I can tell you on commercial buildings it's very common to have standing water on the flat roof. Normally, it just evaporates if it doesn't drain off. I am not sure if this is really an issue. How long does the water sit?

MiamiCuse Member

It sits for a few days. The problem is we are in South Florida so the sun is hot, and for a good part of the year it rains every day. The sun bakes the standing water. Over time, it eats into the roof and leaks.

GregH Super Moderator

Likely the best approach is to lay down felt or another material with tar between the layers. If you try to use some type of self-leveling material, there is potential for it to crack, making it useless. Layering would be a stronger and longer lasting solution much like how plywood gets it strength.

Also, it may help if after the repair cures to overlay a white or silver coating over the whole roof to minimize the effect of absorbed heat on the dark surface.

MiamiCuse Member

What about this? I am not a roofer so maybe it's a crazy idea.

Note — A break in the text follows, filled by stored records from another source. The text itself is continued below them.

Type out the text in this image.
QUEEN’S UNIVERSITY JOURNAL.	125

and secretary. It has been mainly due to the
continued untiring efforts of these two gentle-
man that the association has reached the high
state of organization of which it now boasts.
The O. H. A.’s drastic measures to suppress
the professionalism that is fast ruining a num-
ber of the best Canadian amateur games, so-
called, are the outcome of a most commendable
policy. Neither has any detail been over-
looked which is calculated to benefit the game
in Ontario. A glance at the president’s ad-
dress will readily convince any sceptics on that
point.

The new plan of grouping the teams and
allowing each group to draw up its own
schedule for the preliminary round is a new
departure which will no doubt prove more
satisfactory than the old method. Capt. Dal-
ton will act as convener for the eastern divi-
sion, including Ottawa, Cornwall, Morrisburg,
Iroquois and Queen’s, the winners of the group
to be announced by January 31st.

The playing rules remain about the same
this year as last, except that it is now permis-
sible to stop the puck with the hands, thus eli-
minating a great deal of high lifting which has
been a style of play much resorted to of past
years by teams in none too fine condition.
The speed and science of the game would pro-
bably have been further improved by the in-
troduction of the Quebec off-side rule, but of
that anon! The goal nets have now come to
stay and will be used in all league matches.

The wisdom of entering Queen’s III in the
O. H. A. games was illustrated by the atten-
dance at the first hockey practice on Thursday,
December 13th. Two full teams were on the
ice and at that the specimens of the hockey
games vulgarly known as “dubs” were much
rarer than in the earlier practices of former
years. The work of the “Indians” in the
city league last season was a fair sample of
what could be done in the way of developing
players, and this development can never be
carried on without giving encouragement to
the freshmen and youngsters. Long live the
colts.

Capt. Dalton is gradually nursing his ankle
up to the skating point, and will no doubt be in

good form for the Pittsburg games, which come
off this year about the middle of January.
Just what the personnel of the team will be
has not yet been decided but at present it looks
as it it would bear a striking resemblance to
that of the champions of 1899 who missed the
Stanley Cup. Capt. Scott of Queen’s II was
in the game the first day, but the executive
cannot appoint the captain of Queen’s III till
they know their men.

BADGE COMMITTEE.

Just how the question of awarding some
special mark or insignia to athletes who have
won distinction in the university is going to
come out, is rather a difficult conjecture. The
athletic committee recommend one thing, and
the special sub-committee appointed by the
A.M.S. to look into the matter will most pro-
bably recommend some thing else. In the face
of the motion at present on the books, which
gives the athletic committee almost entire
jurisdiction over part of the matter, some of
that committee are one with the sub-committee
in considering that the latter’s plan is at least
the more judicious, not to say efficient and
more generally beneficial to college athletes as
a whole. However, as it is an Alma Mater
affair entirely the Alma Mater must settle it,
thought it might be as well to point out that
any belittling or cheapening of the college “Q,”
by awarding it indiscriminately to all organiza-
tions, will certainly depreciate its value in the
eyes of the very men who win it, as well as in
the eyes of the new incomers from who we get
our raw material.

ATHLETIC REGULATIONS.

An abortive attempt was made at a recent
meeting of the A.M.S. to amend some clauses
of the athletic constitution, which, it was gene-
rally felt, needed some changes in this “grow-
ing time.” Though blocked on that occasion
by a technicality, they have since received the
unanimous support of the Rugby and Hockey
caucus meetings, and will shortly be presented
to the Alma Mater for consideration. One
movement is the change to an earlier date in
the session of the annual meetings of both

Since the ponding of water has kind of traced the outline of the low spot already, what if I get a few bags of playground sand and spread that over the area, using a piece of straight 2x4 to gently screed across the sand?The sand will fill in the low spot.

Then, I cut a piece or two of rectangular felt covering the affected area, attaching it to the existing roofing around the edges with tar. Maybe I add another layer over it. I use fiberglass mesh around the edges, applying tar or bulling over the patched area, addding granules. Would that work?

GregH Super Moderator

You're right. It's a crazy idea. The roofer had the right idea by layering roofing felt. Go with that and you will not have to deal with this problem for a long time.

MiamiCuse Member

I have a hard time seeing how the roofer's solution will solve the problem.

He said he will cut a rectangular piece of felt and apply it over the low spot. Around the lips of the low spot, he will be building it up by, say, 1/16." The low spot will also raise by the same amount. He will just end up creating another ponding depression. He could add, say, five layers and with each layer the edge and the middle will raise by the same amount. Nothing has changed. Something has to fill in the low spot so water can run off. If he stretches the felt so it doesn't dip at the low spot, it will dip as soon as someone walks on the roof.